De la liberté ou quelques remarques d’un grand-père par Damien Suvélor
Ainsi, clairement, manifestement, sans nulle gêne inutile, pour les gens, la liberté, c’est clairement la leur, ce n’est jamais celle des autres. Pour eux, il leur est loisible, sans soucis, sans craintes et sans remords, sans que nul nuage ne trouble leur âme, du moins s’ils en ont une, de s’adonner à l’insulte quotidienne : autrui n’est qu’un puceau, qu’un pédé, qu’un cocu, qu’une lopette, qu’un sale nègre ou un sale arabe, un sale étranger ou un sale juif. Les plus progressistes, ou autoproclamés comme tel, vous diront sans doute sale facho. Quoi qu’il en soit, quelle que soit l’insulte ignominieuse à vocation universaliste, décidément, vous n’êtes qu’une chose. Manifestement, ils ne savent pas que l’esclavage est aboli, puisque vous n’êtes plus que l’esclave de leur parole, la chose de leur bouche, l’objet de leur crachat. Ainsi, la rumeur court la grand ville, le pays et la campagne, elle passe les mers et atteint les autres rivages lointains, vous n’êtes qu’un jean-foutre et qu’un étron, seule la parole sacrée des cons maîtrise l’univers en le nommant, se l’approprie et annihile tout, la bêtise et la médiocrité seules subsistent.
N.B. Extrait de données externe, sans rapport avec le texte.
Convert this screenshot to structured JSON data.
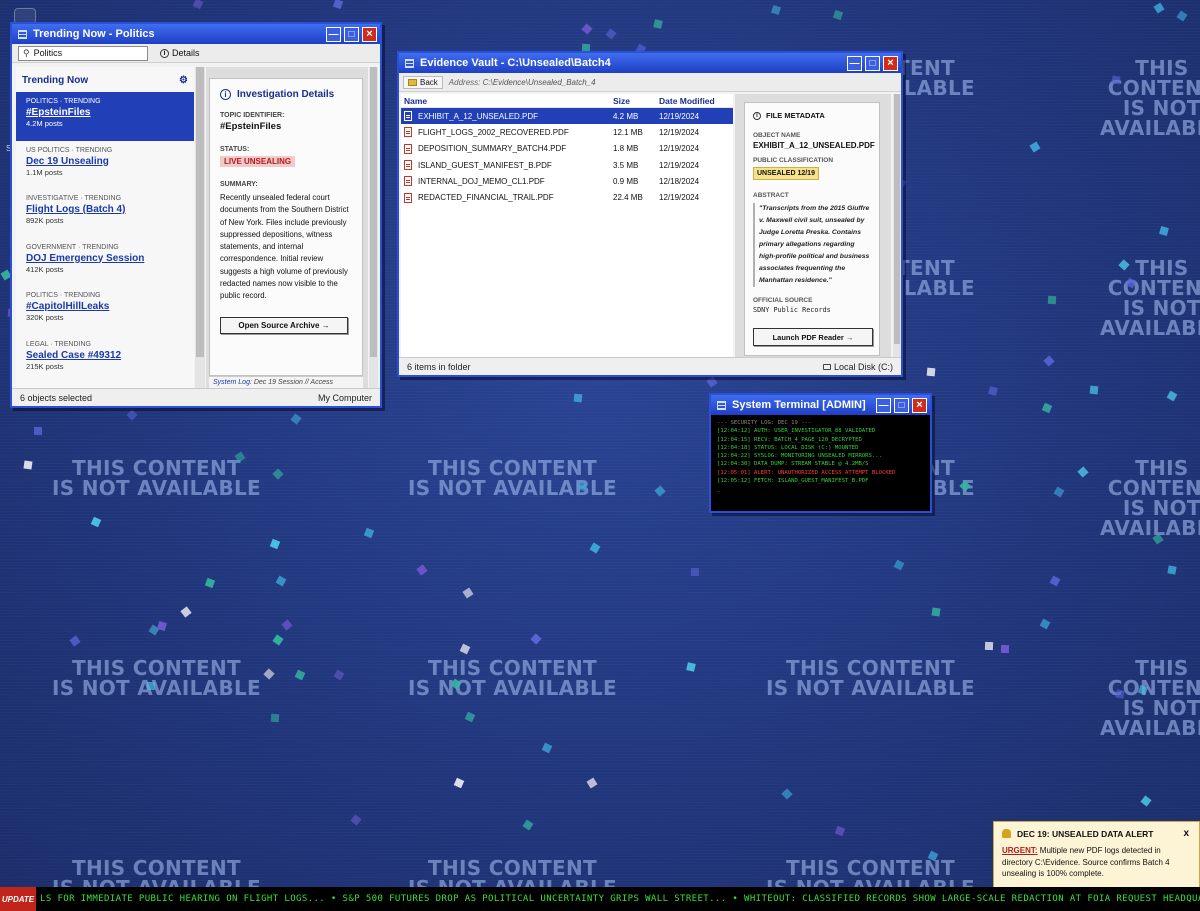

Dieu était déjà mort depuis longtemps, l’intelligence s’en est allée. Ainsi, vous n’auriez pas le droit, pour quelque raison mystérieuse et obscure, voire abjecte, d’être puceau ou pédé, d’être un sale juif ou un sale arabe, d’être un étranger, seule la blanchitude des cons, leur bite fièrement tendue et leur chatte mouillée font office de témoin de la vérité, le mépris qu’ils vous envoient est de rigueur, c’est vous qui avez commencé, vous n’êtes pas comme eux et c’est de là que provient tout le crime et tout le mal de la terre. La liberté n’est pas pour vous, elle n’est que pour eux, la liberté ne se partage pas, ce n’est que l’obéissance absolue aux maîtres du moment, au peuple immense et vil des crétins et des imbéciles nazillons, à ceux qui, en d’autres temps, auraient crié « les Juifs au four » et qui, quelle que soit l’époque, ont toujours bien soin d’être du bon côté du manche. Leur chemise est à usage aussi multiple qu’unique : ils ne connaissent qu’eux-mêmes, ils sont incultes mais savent tout, ils n’ont pas besoin de lire ou s’imaginent que lire les philosophes fait d’eux un philosophe.